Former state Senator Molly Kelly of Harrisville announced that she is running for governor. She will face former Portsmouth Mayor Steve Marchand in the Democratic Party primary and possibly face Republican incumbent Gov. Chris Sununu in November.
All Things Considered host Peter Biello spoke with Kelly about her campaign.
So why did you decide to enter the race now?
You know, Peter, I have lived in New Hampshire for a long time and I've worked here in New Hampshire. I've raised a family in New Hampshire. And you know I was a state senator in New Hampshire, so I love this state and I really care about the people here. But I have become increasingly more and more concerned about the direction that our state is going and it has become impossible for me to just sit by and to watch those things that are happening that I think are wrong for New Hampshire. I just cannot be a bystander. And so I've decided to take on Sununu and to win because we need to make changes in New Hampshire.
Well what are some of those changes? Why do you feel like we're on the wrong track right now?
Well, Peter what I really want for New Hampshire is I want a New Hampshire where everybody has a chance to succeed. I want to provide the opportunities and pathways - things like education and training.
You know when I worked in the Senate, I worked really hard to make sure that there were resources and education--for education, I'm sorry. And for a trained, skilled workforce. What I think has to happen is we need to engage our young people with all their creativity and their great ideas so and combine that with our great traditions of New Hampshire of hard work and independent thinking. And instead, what's going on, is we continue to lose the funding for education and training and our young people are leaving New Hampshire. For example, how can we continue to support public education and invest in public education when we've got such things as voucher programs to be implemented and legislation that would actually be taking money from public schools and giving it to private and religious schools. So those are big things that I care about and the things that we can do today in New Hampshire, instead of turning backwards, going in the wrong direction.
You're joining a Democratic primary now currently occupied by one other candidate Steve Marchand. How would you differentiate yourself from Steve Marchand?

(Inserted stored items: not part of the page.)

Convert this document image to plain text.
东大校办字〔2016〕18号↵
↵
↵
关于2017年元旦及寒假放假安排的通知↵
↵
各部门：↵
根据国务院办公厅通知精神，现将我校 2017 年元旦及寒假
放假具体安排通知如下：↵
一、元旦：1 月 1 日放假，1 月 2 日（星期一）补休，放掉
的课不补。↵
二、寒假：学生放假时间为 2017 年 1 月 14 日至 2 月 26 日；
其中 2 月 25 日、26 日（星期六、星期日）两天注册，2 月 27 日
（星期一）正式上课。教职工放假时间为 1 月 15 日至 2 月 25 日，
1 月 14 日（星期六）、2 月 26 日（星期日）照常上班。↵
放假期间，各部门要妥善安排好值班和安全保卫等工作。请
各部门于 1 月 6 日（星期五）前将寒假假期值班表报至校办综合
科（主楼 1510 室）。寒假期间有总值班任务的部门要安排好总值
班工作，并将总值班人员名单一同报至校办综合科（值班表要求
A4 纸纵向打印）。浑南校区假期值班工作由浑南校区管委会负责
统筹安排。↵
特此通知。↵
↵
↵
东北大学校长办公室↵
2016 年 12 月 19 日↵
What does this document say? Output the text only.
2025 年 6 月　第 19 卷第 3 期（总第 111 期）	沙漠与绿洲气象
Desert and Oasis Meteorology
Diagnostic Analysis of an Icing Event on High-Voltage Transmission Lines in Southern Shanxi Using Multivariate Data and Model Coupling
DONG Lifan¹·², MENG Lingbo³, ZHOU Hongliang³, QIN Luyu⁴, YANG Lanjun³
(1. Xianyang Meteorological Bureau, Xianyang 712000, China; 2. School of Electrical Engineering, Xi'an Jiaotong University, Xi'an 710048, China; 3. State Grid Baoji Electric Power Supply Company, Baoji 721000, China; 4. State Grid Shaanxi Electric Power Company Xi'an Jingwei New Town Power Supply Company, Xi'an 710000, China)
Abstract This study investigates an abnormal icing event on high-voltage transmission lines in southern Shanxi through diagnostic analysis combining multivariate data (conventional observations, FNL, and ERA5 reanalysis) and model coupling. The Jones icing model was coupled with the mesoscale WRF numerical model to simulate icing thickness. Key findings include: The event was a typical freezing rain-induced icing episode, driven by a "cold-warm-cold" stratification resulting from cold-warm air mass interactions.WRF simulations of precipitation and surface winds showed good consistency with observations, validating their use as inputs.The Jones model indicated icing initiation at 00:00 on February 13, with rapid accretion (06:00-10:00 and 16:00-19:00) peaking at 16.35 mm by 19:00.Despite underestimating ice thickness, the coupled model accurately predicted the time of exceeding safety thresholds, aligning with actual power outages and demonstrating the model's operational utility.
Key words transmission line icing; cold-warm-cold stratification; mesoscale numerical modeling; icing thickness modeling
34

Well, as I talked to you a little bit earlier Peter, I mentioned to you my 10 years in the Senate. I know how to work with legislators. I know how difficult it is to get legislation passed. I know how to make difficult decisions. A lot of my experience in the Senate has prepared me to be governor and this is the moment I will seize and to move forward, running a very hard grassroots campaign.
Is there a particular policy difference between yourself and Steve and that you think voters will really care about?
Right now I think that the most important thing that I can talk to you about and to get out and talk with voters about the things that are really important to me. We have an opioid epidemic right now that we must be addressing. I was one of the first senators who actually brought that to the attention to the state Senate and will continue to address that issue until this epidemic is gone. I think one of the problems that we've had is we have been addressing -- we have not been addressing the epidemic as a health care epidemic like we do address other health care issues. What I've seen is more like throwing darts at different issues. No sustainable funding. No consistency. Nothing that anyone can depend on. We would not do that Peter if this was a different kind of epidemic. So we need to address this as if it is a health epidemic.
Gun control has become a major piece of the Democratic Party platform ahead of the midterm election. What gun policies do you think the state needs to pursue?
Well, I think that what we need are common sense gun safety laws and to enact those laws. It is about gun safety. That's what it's about.
So what would common sense look like to you? Pardon me. But will common sense look like to you?
The first thing I would do is I would reinstate the policy that Sununu - that he actually repealed, about permits for a concealed weapon.
One of the things we talk about when you think about common sense is you know people have to go and talk to somebody who is local in their community - a sheriff, a police officer - and to receive a permit to carry that concealed weapon. They know each other. We know each other in communities. That's just an element of safety that's important. And that was the first thing that Chris Sununu did when he came into government. I am so proud of those young people who have stood up and talked about safety, their own safety in their schools, and no more deaths for them and others with guns.
So there's a lot of things that we can do. We certainly don't need weapons of war in our homes and in our communities. So that's a stricter background checks. Lots of things that we can do. But it's about safety. And we all have to, we all have to get together and make that happen. I'm committed to it. I want to stand with those young people and we're going to make those kind of changes.